Compared with either block or page-mapping Flash Translation Layer (FTL), hybrid-mapping FTL for flash Solid State Disks (SSDs), such as Fully Associative Section Translation (FAST), has relatively high space efficiency because of its smaller mapping table than the latter and higher flexibility than the former. As a result, hybrid-mapping FTL has become the most commonly used scheme in SSDs. But the hybrid-mapping FTL incurs a large number of costly full-merge operations. Thus, a critical challenge to hybrid-mapping FTL is how to reduce the cost of full-merge operations and improve partial merge operations and switch operations. In this article, we propose a novel FTL scheme, called Virtual Block-based Parallel FAST (VBP-FAST), that divides flash area into Virtual Blocks (VBlocks) and Physical Blocks (PBlocks) where VBlocks are used to fully exploit channel-level, die-level, and plane-level parallelism of flash.

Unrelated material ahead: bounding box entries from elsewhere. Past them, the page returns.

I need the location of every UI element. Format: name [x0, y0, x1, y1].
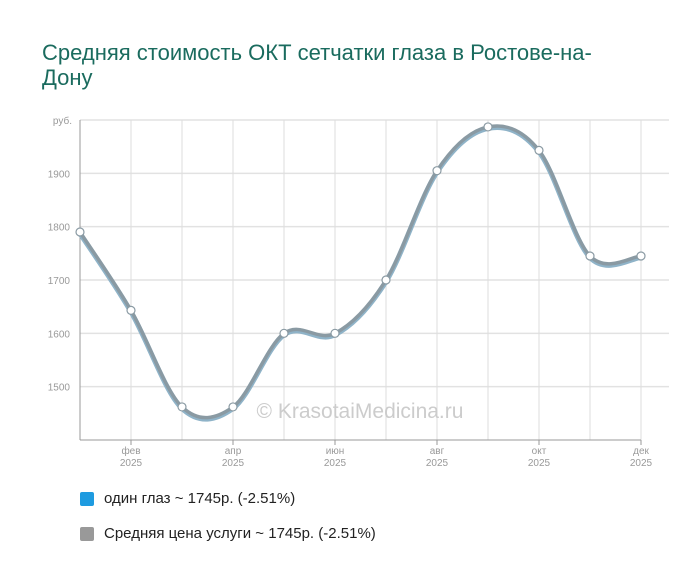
data-point: [483, 122, 493, 132]
legend-label: один глаз ~ 1745р. (-2.51%): [104, 490, 296, 507]
data-point: [585, 251, 595, 261]
data-point: [177, 402, 187, 412]
x-tick-year: 2025: [630, 458, 653, 469]
data-point: [279, 328, 289, 338]
legend-item-one-eye[interactable]: один глаз ~ 1745р. (-2.51%): [80, 490, 295, 507]
legend-label: Средняя цена услуги ~ 1745р. (-2.51%): [104, 525, 376, 542]
y-tick-label: 1900: [48, 169, 71, 180]
data-point: [534, 145, 544, 155]
series-line-one-eye: [77, 125, 642, 422]
data-point: [636, 251, 646, 261]
x-tick-month: июн: [326, 446, 345, 457]
y-tick-label: 1500: [48, 383, 71, 394]
x-tick-month: авг: [430, 446, 445, 457]
x-tick-year: 2025: [222, 458, 245, 469]
data-point: [381, 275, 391, 285]
x-tick-month: дек: [633, 446, 649, 457]
y-tick-label: 1700: [48, 276, 71, 287]
legend-item-average[interactable]: Средняя цена услуги ~ 1745р. (-2.51%): [80, 525, 376, 542]
x-tick-year: 2025: [120, 458, 143, 469]
x-tick-year: 2025: [324, 458, 347, 469]
x-tick-month: окт: [532, 446, 547, 457]
data-point: [126, 305, 136, 315]
x-tick-year: 2025: [426, 458, 449, 469]
data-point: [75, 227, 85, 237]
y-axis-unit: руб.: [53, 115, 72, 127]
x-tick-month: апр: [225, 446, 242, 457]
data-point: [432, 166, 442, 176]
x-tick-month: фев: [121, 445, 140, 457]
chart-title: Средняя стоимость ОКТ сетчатки глаза в Р…: [42, 40, 592, 90]
watermark: © KrasotaiMedicina.ru: [257, 400, 464, 423]
legend-swatch: [80, 526, 94, 541]
y-tick-label: 1600: [48, 329, 71, 340]
x-tick-year: 2025: [528, 458, 551, 469]
data-point: [228, 402, 238, 412]
series-line-average: [78, 124, 642, 420]
legend-swatch: [80, 491, 94, 506]
y-tick-label: 1800: [48, 223, 71, 234]
data-point: [330, 328, 340, 338]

Leveraging these three levels of parallelism, the cost of full merge in VBP-FAST is significantly reduced from that of FAST. In the meantime, VBP-FAST uses PBlocks to retain the advantages of partial merge and switch operations. Our extensive trace-driven simulation results show that VBP-FAST speeds up FAST by a factor of 5.3--8.4 for random workloads and of 1.7 for sequential workloads with channel-level, die-level, and plane-level parallelism of 8, 2, and 2 (i.e., eight channels, two dies, and two planes).